Poland’s inflation eases growth to 0.6pp to reach 9.2% y/y in January
By Wojciech Kosc in Warsaw February 16, 2022

Polish CPI grew 9.2% y/y in January, the annual growth rate picking up 0.6pp compared to December, statistical office GUS said on February 14. Inflation remains at its most elevated level since late 2000.

The price growth rate eased 0.2pp in what analysts say is the effect of the government’s so-called “anti-inflation shield”, a temporary reduction of excise tax on fuels.

The effect of the shield will only be temporary, lowering the near-term inflation peak to single-digit values but not addressing the underlying causes of price growth.

“These measures do not eliminate the sources of inflation but reduce its social cost … Given that the tax cut is a fiscal stimulus, it will contribute to raising the inflation path in the medium term,” Bank Millennium said in a comment on GUS release.

Surging consumer prices have pushed the National Bank of Poland (NBP) to raise interest rates five times in as many months since October from 0.1% to 2.75%.

At least one more increase is virtually certain in the first half of the year and is likely coming as soon as in March.
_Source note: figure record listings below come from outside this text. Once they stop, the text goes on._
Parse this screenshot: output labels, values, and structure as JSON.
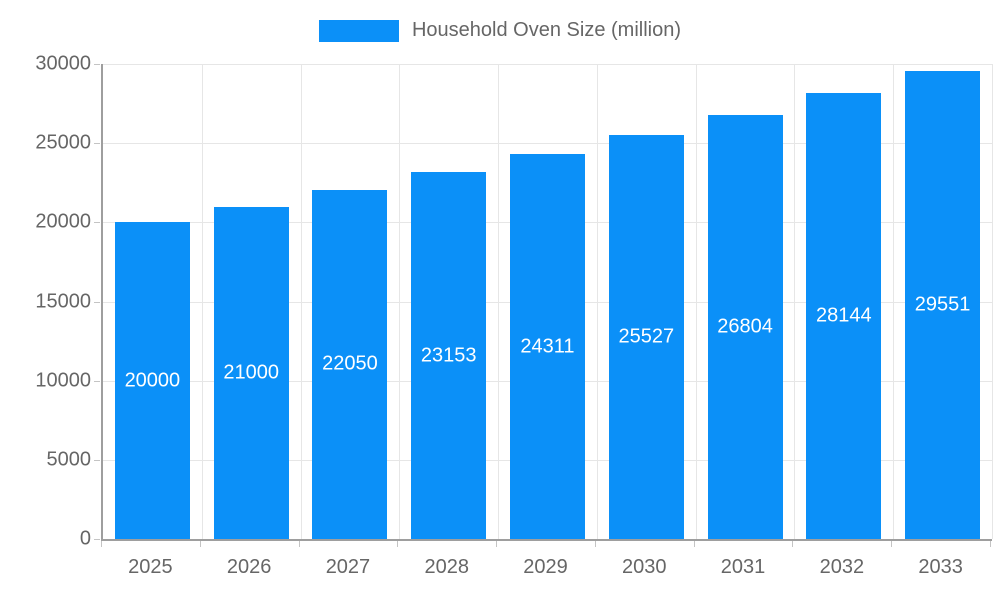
{
  "chart_data": {
    "type": "bar",
    "title": "Household Oven Size (million)",
    "categories": [
      "2025",
      "2026",
      "2027",
      "2028",
      "2029",
      "2030",
      "2031",
      "2032",
      "2033"
    ],
    "series": [
      {
        "name": "Household Oven Size (million)",
        "values": [
          20000,
          21000,
          22050,
          23153,
          24311,
          25527,
          26804,
          28144,
          29551
        ]
      }
    ],
    "xlabel": "",
    "ylabel": "",
    "ylim": [
      0,
      30000
    ],
    "ytick_step": 5000,
    "ytick_labels": [
      "0",
      "5000",
      "10000",
      "15000",
      "20000",
      "25000",
      "30000"
    ],
    "grid": true,
    "legend_position": "top-center",
    "value_label_position": "inside-middle"
  },
  "colors": {
    "bar": "#0b90f8",
    "grid": "#e6e6e6",
    "axis": "#9e9e9e",
    "tick": "#c4c4c4",
    "tick_text": "#666666",
    "value_text": "#ffffff"
  }
}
Analysts pencil in a hike of 50bp to raise the reference interest rate to 3.25%.

The most-weighted category of food and non-alcoholic drinks drove CPI’s growth in January, the breakdown of the data shows. Food prices increased 9.4% y/y in January, compared to a growth of 8.6% y/y in December.
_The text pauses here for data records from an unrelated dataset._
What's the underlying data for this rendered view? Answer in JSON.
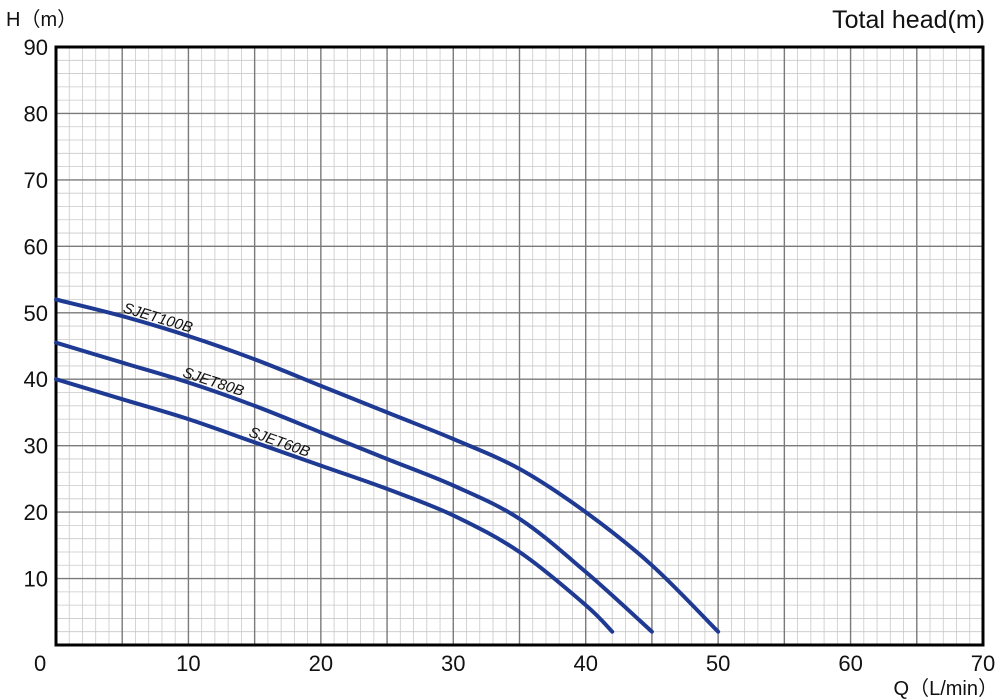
{
  "chart_data": {
    "type": "line",
    "title": "Total head(m)",
    "ylabel": "H（m）",
    "xlabel": "Q（L/min）",
    "xlim": [
      0,
      70
    ],
    "ylim": [
      0,
      90
    ],
    "x_ticks": [
      "0",
      "10",
      "20",
      "30",
      "40",
      "50",
      "60",
      "70"
    ],
    "y_ticks": [
      "10",
      "20",
      "30",
      "40",
      "50",
      "60",
      "70",
      "80",
      "90"
    ],
    "grid": "on",
    "line_color": "#1f3a93",
    "series": [
      {
        "name": "SJET100B",
        "x": [
          0,
          5,
          10,
          15,
          20,
          25,
          30,
          35,
          40,
          45,
          50
        ],
        "y": [
          52,
          49.5,
          46.5,
          43,
          39,
          35,
          31,
          26.5,
          20,
          12,
          2
        ]
      },
      {
        "name": "SJET80B",
        "x": [
          0,
          5,
          10,
          15,
          20,
          25,
          30,
          35,
          40,
          45
        ],
        "y": [
          45.5,
          42.5,
          39.5,
          36,
          32,
          28,
          24,
          19,
          11,
          2
        ]
      },
      {
        "name": "SJET60B",
        "x": [
          0,
          5,
          10,
          15,
          20,
          25,
          30,
          35,
          40,
          42
        ],
        "y": [
          40,
          37,
          34,
          30.5,
          27,
          23.5,
          19.5,
          14,
          6,
          2
        ]
      }
    ]
  }
}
Housing costs added 12% y/y in January versus 11.2% y/y the preceding month.

The price of fuel grew 23.8% y/y in January, easing 9.1pp versus December, contributing to the easing of the headline figure’s expansion rate.

Transport prices – of which fuels are a part – grew 17.5% y/y overall, slowing down 5.2pp compared to the preceding month.

In monthly terms, CPI expanded 1.9% in January, the growth rate picking up 1pp versus December, GUS also said. That was the fastest m/m growth since 2000.

“January print likely marked a local maximum and in coming months inflation should ease on the back of introduced tax cuts under the anti-inflation shield. In February, headline CPI will likely drop to 6.0-6.5% y/y as further tax cuts will come into play: lowering of VAT on food, fuels, electricity and heating,” Erste noted.

“Assuming that introduced tax changes will remain in place until the end of July 2022, inflation is expected to jump again in August and double-digit price dynamics cannot be ruled out. Nevertheless, it seems highly likely that the government will prolong the tax changes into 2H22 or will be reversing them gradually,” Erste also said.